Alors, arrêtez-vous là, fermez ce
chef- d'oeuvre, achetez-vous une
revue merdique et prenez votre
train... La suite ne vous concerne
pas.
C'est
difficile d'avoir de bons lecteurs
de nos jours... La littérature a
toujours souffert de la médiocrité
de ses usagers. Je le sais, je lis
beaucoup moi-même...
D'insignes
connaisseurs, férus de
belles-lettres, amoureux entichés de
la noble syntaxe, amants très
platoniques des prosodies haletantes
et inconditionnels des subjonctifs
parfaits se sont peut-être
subrepticement glissés parmi vous
malgré ma vigilance.
Je
leur dirais tout simplement
: "Fuck you !"
Pour
ceux que j'ai délibérément oubliés :
anonymes du verbe, apatrides des
bonheurs simples, plénipotentiaires
faussement sceptiques et emmerdeurs
notoires, j'ajouterai qu'il n'est
pas dans mes intentions de nuire à
votre espèce mais que, néanmoins,
vous sentez l'ammoniac.
Il
s'établit désormais, à mon insu, un
rapport que l'on pourrait qualifier
de complicité entre vous, qui avez
vaille que vaille décidé de
poursuivre votre lecture, et moi,
humble narrateur de ce navrant
récit. C'est sans doute ce que vous
vous croyez légitimement en droit de
penser. Pourtant, on ne se connaît
pas, je ne vous dois rien et ne
comptez pas sur moi pour tenir mes
promesses.
D'ailleurs,
je ne me suis pas présenté.
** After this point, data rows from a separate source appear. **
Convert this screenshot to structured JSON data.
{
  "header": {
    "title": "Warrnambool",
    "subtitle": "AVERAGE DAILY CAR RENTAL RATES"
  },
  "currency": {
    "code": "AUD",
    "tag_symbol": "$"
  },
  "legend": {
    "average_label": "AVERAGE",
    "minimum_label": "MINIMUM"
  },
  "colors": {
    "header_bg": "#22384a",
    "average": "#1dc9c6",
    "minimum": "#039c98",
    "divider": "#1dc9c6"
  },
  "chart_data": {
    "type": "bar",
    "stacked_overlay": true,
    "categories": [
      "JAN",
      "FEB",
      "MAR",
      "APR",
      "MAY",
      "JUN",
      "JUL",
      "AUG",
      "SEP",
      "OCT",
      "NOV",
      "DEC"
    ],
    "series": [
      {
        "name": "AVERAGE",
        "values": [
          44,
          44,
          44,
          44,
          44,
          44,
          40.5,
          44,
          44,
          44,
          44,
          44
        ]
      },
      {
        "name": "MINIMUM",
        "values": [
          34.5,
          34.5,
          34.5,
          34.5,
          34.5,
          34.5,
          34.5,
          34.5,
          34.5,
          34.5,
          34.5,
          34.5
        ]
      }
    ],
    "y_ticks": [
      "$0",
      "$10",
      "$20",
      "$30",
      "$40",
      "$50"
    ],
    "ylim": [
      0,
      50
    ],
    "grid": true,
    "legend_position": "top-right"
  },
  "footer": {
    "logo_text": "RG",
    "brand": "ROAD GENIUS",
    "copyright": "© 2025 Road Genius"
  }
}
Il
paraît qu'il s'agit d'une pratique
courante entre personnes de bonne
compagnie.
Mais,
l'êtes-vous seulement ? C'est un
peu difficile de l'imaginer...
N'y
aurait-il pas au sein de votre
troupeau diminuant des crétins
semi-mondains estimant que Le Pen ne
dit pas que des conneries, et
pourquoi pas, mais je n'ose y
penser, des monstres sacrilèges
prétendant couper leurs spaghettis
avant de les manger ?
J'espère
très sincèrement que non ; je me
refuse à envisager ce merveilleux
ouvrage entre les mains de la lie de
l'humanité. Enfin, on m'a certifié
que je n'avais aucun moyen de
contrôle pour le vérifier. Croyez
bien que je le regrette. Je vous
l'écris tout net.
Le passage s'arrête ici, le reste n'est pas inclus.